The revision of the Capital Markets Law, which will soon enter into force from October, aims to separate institutional and non-institutional funds. Much of it is designed to protect non-institutional end investors of private funds, as a number of deceptive selling scandals have rocked the fund industry over the past two years.

But what has emerged in the wake of the scandals has worked well for private equity fund managers.
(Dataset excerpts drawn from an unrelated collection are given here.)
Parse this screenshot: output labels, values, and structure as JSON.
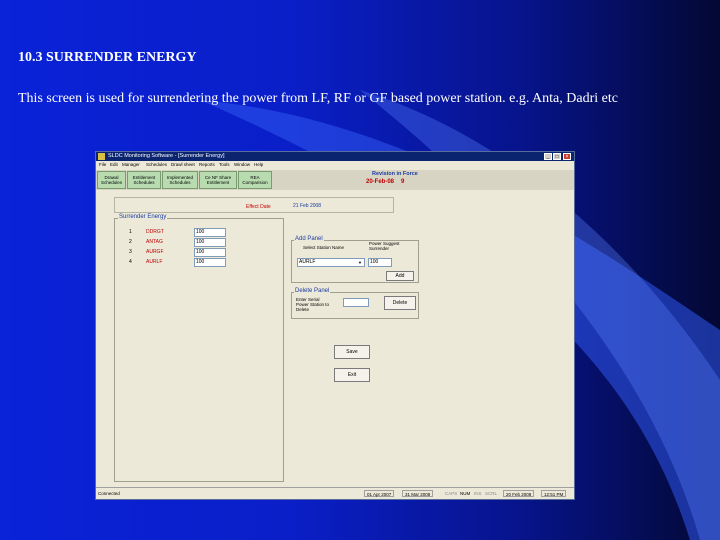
{
  "slide": {
    "title": "10.3 SURRENDER ENERGY",
    "body": "This screen is used for surrendering the power from LF, RF or GF based power station. e.g. Anta, Dadri etc"
  },
  "window": {
    "title": "SLDC Monitoring Software - [Surrender Energy]",
    "menu": [
      "File",
      "Edit",
      "Manager",
      "Schedules",
      "Drawl sheet",
      "Reports",
      "Tools",
      "Window",
      "Help"
    ],
    "nav_buttons": [
      {
        "label": "Drawal\nSchedules"
      },
      {
        "label": "Entitlement\nSchedules"
      },
      {
        "label": "Implemented\nSchedules"
      },
      {
        "label": "Ce NF Share\nEntitlement"
      },
      {
        "label": "REA\nComparision"
      }
    ],
    "revision_in_force_label": "Revision in Force",
    "revision_in_force_value": "20-Feb-08",
    "revision_number": "9",
    "effective_date_label": "Effect Date",
    "effective_date_value": "21 Feb 2008"
  },
  "surrender": {
    "title": "Surrender Energy",
    "rows": [
      {
        "no": "1",
        "name": "DDRGT",
        "value": "100"
      },
      {
        "no": "2",
        "name": "ANTAG",
        "value": "100"
      },
      {
        "no": "3",
        "name": "AURGF",
        "value": "100"
      },
      {
        "no": "4",
        "name": "AURLF",
        "value": "100"
      }
    ]
  },
  "add_panel": {
    "title": "Add Panel",
    "select_label": "Select Station Name",
    "select_value": "AURLF",
    "power_label": "Power Suggest\nSurrender",
    "power_value": "100",
    "add_button": "Add"
  },
  "delete_panel": {
    "title": "Delete Panel",
    "label": "Enter Serial\nPower Station to\nDelete",
    "value": "",
    "delete_button": "Delete"
  },
  "actions": {
    "save": "Save",
    "exit": "Exit"
  },
  "statusbar": {
    "left": "Connected",
    "date1": "01 Apr 2007",
    "date2": "31 Mar 2008",
    "caps": "CAPS",
    "num": "NUM",
    "ins": "INS",
    "scrl": "SCRL",
    "date3": "20 Feb 2008",
    "time": "12:51 PM"
  },
  "colors": {
    "slide_blue": "#0a22d8",
    "title_bar": "#0a2470",
    "accent_red": "#c00000",
    "accent_blue": "#1a3aa0",
    "nav_green": "#b8dcb0"
  }
}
Those who oversee institutional funds will be able to provide the extensive pool of investment structures and conditions to institutional investors and target companies, according to the report released by UK-based market intelligence firm Preqin.

“The key point of the bill is that while all investors in a fund are institutions, the manager can use different investment structures to meet the various capital needs of potential holding companies,” Chai Jin-ho , an executive managing partner at STIC Investments, was quoted as saying in the report.

The report titled “Preqin Markets in Focus: Alternative Assets in Asia-Pacific 2021” also noted that the review will allow Korean private equity funds to take advantage of fund-level leverage and gain exposure to private debt.

“Overall, these changes bode well for the continued development of the industry,” the report read.

The changes, however, are likely to put disproportionate regulatory pressure on small and medium-sized managers, while the dominance of larger fund managers will strengthen over time in the landscape home to MBK Partners, Hahn & Co. , IMM Private Equity, STIC Investments, and more.

“As a result, we expect bigger and more reputable (fund managers) to benefit from the changes,” noted Preqin.

According to Preqin’s estimate, assets under management of Korea-based private equity funds reached a record $ 102 billion in September 2020. Of the total, private equity buyout strategies, or strategies aimed at acquiring control of target companies, accounted for 44%. of total assets under management, followed by venture capital and development capital.

The 281 Korean fund managers exposed to shares of private companies in Korea raised a total of $ 92.5 billion in capital from 2010 to March this year, accounting for 90% of Korea-focused private equity funds in the world, according to data.